New website for the Trumansburg Farmers Market! Took me about 4 hours to do…and I have a bit more to do (authoring some content) but at least we are up and running so the rackcards now point to something real. Here is the site> www.tburgfarmersmarket.com

I got plugged into some phenomenal new web based tools this weekend that I am so excited about I could sing at the top of my lungs. First one is IFTTT (if this [] then that[]). I know. It doesnt make much sense. What IFTTT does is link the social media venues you may be using, to leverage your messaging to the other outlets you support. Once creates or uses already created recipes to make your content work harder for you. An example is “If This” Facebook entry “then that” sent to Twitter. If an image is dropped into Dropbox, send the same image to Flickr….and so on…mixing feeds,Flickr, Tumblr, Facebook, Twitter, Foursquare, DropBox etc. It is amazing one stop shop where usually I have had to go into the mechanisms/the account information to try to network the content from one place to the other. Now it is so much easier and not so technical. Give it a try, its free.

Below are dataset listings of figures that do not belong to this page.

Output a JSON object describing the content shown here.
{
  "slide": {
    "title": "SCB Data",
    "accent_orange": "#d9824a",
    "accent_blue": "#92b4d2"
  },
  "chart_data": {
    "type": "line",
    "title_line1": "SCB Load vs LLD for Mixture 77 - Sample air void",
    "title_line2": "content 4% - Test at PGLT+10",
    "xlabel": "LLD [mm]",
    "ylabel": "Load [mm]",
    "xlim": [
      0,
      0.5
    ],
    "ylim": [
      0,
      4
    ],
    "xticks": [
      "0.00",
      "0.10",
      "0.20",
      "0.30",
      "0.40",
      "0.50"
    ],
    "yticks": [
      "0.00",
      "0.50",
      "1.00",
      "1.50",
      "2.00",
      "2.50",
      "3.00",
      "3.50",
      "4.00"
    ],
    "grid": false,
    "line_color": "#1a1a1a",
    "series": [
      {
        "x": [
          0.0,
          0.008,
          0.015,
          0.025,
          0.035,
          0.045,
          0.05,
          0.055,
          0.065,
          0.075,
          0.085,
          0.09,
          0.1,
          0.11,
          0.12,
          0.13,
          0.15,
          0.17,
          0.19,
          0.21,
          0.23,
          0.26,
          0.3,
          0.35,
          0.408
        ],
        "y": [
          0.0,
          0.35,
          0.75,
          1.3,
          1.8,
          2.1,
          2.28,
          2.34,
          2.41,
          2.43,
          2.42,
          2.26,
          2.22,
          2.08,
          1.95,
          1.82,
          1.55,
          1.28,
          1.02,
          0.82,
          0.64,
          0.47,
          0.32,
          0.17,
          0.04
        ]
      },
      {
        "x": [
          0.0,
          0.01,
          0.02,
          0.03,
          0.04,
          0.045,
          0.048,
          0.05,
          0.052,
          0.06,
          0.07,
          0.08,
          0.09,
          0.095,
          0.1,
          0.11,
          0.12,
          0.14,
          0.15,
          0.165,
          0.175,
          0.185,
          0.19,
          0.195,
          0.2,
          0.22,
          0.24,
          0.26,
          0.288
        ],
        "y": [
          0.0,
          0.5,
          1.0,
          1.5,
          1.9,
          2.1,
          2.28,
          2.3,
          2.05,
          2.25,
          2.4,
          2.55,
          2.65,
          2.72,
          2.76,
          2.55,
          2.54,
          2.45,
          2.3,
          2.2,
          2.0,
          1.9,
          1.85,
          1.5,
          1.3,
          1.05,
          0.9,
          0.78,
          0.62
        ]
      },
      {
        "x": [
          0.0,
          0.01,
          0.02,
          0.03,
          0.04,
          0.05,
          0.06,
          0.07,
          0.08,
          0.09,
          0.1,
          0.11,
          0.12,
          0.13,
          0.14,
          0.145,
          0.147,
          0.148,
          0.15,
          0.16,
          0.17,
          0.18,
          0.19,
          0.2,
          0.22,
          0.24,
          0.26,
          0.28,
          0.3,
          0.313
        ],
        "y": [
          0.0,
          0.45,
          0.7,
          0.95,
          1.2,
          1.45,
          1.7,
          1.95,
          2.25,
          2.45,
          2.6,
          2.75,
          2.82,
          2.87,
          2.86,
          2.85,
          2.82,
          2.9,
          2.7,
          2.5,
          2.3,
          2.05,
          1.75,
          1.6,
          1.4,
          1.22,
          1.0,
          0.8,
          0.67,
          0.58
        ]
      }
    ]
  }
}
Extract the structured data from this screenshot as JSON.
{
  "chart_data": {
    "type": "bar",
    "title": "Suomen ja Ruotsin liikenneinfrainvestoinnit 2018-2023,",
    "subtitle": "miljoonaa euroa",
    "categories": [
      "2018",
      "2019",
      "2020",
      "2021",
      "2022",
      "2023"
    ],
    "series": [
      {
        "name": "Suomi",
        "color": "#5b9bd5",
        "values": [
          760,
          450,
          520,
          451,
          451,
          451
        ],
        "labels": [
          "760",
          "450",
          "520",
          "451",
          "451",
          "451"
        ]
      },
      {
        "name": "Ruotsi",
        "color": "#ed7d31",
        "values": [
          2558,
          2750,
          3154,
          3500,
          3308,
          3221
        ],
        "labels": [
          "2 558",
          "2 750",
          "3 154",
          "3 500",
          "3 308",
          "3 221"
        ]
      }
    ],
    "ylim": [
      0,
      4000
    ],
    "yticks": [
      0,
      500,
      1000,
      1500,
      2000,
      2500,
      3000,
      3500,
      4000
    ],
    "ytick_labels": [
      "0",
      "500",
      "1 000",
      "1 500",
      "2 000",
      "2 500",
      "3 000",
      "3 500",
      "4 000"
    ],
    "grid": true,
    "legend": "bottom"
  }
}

The second geeky delight is Evernote. Evernote is a way to collect information, images, links, notes etc. to push folks to be more productive and less paper driven. Your Evernote is sync’ed between your computer, phone and IPad…so you can have your files ready and at hand whenever you want them as long as you can get a connection. You can share ‘notebooks” with people you invite…or you can keep them private or even not shared as long as its on your desktop. You can tag your entries, sort them a bunch of different ways…Worth seeing. Their customer support and videos are great (reminds me of Squarespace, a company that has that nailed). Plus, there is a community of users out there who are actively involved in moving Evernote ahead with cool plug-ins, ebooks, and forums. It is free to try, and if you choose to do the upgrade, its not going to break the bank. I am so in love with the productivity aspect of Evernote, I am worried that I could waste time being organized…but if it helps to get the work done…no worries.

Thanks to the prod of Evernote, I am knocking things off my list…and adding new. More to talk about later.